3.2. «Jame» et «d’autor» : l’apocope comme vecteur de rythme

L’apocope peut également être utilisé dans un souci très célinien de rythme de phrase et de musicalité. C’est ce qui pourrait expliquer l’omniprésence (dans les pièces du début) du mot « jame » (pour « jamais ») qui revient aussi souvent et (nous semble-t-il) pour les mêmes raisons que l’argotique « d’autor » (pour « d’autorité ») chez Céline.

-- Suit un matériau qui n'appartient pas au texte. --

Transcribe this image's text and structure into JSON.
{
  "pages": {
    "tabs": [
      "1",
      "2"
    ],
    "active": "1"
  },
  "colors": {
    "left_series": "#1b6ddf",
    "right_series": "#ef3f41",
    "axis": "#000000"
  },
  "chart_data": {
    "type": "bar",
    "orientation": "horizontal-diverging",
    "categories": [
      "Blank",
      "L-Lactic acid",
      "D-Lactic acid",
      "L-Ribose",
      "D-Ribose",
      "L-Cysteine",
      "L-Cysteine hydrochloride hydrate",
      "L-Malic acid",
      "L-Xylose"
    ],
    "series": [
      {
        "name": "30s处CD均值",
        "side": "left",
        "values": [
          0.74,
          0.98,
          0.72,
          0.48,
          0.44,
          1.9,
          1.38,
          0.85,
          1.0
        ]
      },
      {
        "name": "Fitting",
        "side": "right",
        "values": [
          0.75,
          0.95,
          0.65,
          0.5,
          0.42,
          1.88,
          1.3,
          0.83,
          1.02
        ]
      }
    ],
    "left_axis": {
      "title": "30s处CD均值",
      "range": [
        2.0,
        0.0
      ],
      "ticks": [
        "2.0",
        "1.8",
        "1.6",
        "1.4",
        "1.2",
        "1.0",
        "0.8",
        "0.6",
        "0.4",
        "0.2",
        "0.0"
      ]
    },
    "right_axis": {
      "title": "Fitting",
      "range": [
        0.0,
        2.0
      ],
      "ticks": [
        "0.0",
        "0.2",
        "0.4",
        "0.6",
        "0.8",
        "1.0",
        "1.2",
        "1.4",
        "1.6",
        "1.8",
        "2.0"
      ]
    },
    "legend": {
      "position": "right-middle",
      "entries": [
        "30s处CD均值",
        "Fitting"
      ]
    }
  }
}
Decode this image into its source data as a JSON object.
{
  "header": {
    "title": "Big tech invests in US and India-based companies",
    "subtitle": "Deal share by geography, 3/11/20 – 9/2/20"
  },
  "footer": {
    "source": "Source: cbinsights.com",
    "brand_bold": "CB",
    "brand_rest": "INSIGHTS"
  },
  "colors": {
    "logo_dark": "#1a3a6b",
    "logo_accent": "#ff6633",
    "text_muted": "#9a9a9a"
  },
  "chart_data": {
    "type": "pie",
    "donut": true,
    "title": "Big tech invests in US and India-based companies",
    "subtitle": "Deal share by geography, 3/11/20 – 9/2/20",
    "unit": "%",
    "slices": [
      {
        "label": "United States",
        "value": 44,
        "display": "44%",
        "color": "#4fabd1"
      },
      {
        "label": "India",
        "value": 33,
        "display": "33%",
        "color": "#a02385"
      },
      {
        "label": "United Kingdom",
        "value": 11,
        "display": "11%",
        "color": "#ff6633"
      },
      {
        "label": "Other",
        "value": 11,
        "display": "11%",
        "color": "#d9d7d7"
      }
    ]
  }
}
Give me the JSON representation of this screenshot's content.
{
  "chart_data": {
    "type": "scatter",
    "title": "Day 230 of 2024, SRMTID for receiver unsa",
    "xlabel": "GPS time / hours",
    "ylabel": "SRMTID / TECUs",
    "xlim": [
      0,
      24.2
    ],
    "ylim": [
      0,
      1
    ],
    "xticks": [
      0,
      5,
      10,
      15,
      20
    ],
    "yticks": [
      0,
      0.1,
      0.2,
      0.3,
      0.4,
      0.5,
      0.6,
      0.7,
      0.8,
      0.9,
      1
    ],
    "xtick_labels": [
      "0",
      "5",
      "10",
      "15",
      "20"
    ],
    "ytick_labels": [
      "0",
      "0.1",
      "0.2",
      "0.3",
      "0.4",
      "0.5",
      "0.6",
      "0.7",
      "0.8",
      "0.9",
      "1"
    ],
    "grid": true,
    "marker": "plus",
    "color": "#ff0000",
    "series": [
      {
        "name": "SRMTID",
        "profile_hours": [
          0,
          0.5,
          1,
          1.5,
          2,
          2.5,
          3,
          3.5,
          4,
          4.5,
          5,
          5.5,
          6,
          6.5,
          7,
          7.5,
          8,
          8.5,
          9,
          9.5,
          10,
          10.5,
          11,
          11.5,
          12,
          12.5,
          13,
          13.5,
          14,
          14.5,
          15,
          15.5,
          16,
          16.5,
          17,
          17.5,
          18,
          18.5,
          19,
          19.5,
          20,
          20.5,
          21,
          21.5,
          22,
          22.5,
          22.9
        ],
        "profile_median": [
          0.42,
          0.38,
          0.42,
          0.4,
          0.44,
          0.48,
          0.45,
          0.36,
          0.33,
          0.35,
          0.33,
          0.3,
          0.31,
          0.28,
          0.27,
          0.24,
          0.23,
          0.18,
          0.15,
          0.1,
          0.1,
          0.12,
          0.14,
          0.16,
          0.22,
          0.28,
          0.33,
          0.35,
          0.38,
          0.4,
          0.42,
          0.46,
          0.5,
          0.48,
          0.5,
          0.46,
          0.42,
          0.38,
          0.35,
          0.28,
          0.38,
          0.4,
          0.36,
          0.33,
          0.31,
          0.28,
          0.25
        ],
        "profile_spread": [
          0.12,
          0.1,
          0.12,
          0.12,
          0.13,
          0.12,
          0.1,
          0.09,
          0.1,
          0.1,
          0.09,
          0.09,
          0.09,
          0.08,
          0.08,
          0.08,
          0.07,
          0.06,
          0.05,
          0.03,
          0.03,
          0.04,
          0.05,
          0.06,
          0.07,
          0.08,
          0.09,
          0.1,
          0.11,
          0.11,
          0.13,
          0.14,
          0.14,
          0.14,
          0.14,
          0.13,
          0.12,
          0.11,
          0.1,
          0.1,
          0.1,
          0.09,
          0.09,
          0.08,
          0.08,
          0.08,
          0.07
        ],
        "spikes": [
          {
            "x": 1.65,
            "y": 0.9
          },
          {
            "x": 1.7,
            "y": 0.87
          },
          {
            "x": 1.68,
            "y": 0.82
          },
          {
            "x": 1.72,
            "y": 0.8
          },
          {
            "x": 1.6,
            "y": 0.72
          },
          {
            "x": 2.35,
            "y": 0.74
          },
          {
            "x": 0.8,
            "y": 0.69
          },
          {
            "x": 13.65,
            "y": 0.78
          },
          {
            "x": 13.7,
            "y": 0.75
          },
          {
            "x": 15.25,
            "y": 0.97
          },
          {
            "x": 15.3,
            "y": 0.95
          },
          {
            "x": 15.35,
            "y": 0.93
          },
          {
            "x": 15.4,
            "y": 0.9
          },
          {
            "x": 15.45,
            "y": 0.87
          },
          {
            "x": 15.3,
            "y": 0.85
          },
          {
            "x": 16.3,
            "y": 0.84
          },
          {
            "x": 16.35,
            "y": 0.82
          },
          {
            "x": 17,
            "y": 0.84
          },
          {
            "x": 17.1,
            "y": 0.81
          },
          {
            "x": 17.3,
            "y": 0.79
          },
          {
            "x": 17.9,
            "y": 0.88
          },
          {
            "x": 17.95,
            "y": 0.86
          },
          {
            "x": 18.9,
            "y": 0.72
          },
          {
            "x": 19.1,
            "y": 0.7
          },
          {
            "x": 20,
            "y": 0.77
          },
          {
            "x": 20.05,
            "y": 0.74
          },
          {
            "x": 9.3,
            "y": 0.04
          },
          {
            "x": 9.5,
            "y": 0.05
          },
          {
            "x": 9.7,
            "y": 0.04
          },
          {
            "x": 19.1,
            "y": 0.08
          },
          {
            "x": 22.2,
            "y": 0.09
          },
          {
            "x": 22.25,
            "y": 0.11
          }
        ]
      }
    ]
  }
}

Dans ce cas de figure et de ce point de vue (rythmique, musical), l’apocope est à rapprocher de l’apostrophe et Novarina, sans se poser vraiment la question, nous montre même, par l’utilisation similaire – au niveau du but visé (et atteint) – qu’il fait des deux procédés, que si ces deux mots se ressemblent, ce n’est pas par hasard : nous faisons allusion au préfixe apo, impliquant, à l’instar de la suppression-adjonction, une sorte de perte et un nouvel état.

Aussi bien, le suffixe at, par exemple, utilisé apocopiquement en ce qu’il permet de raccourcir des mots en ion et en ent permet aussi, dans un même mouvement (et à son niveau), de raccourcir les phrases et de rendre le style plus rapide et plus enlevé ; c’est grâce à ce genre d’initiative que la prose novarinienne a souvent l’air quasiment chantée : or, on obtient en fonctionnant ainsi, exactement les mêmes effets (surprise, comique, audace des enjambements, etc.) qu’en utilisant l’apostrophe dans certaines chansons, ce qu’un auteur comme Brassens avait parfaitement compris.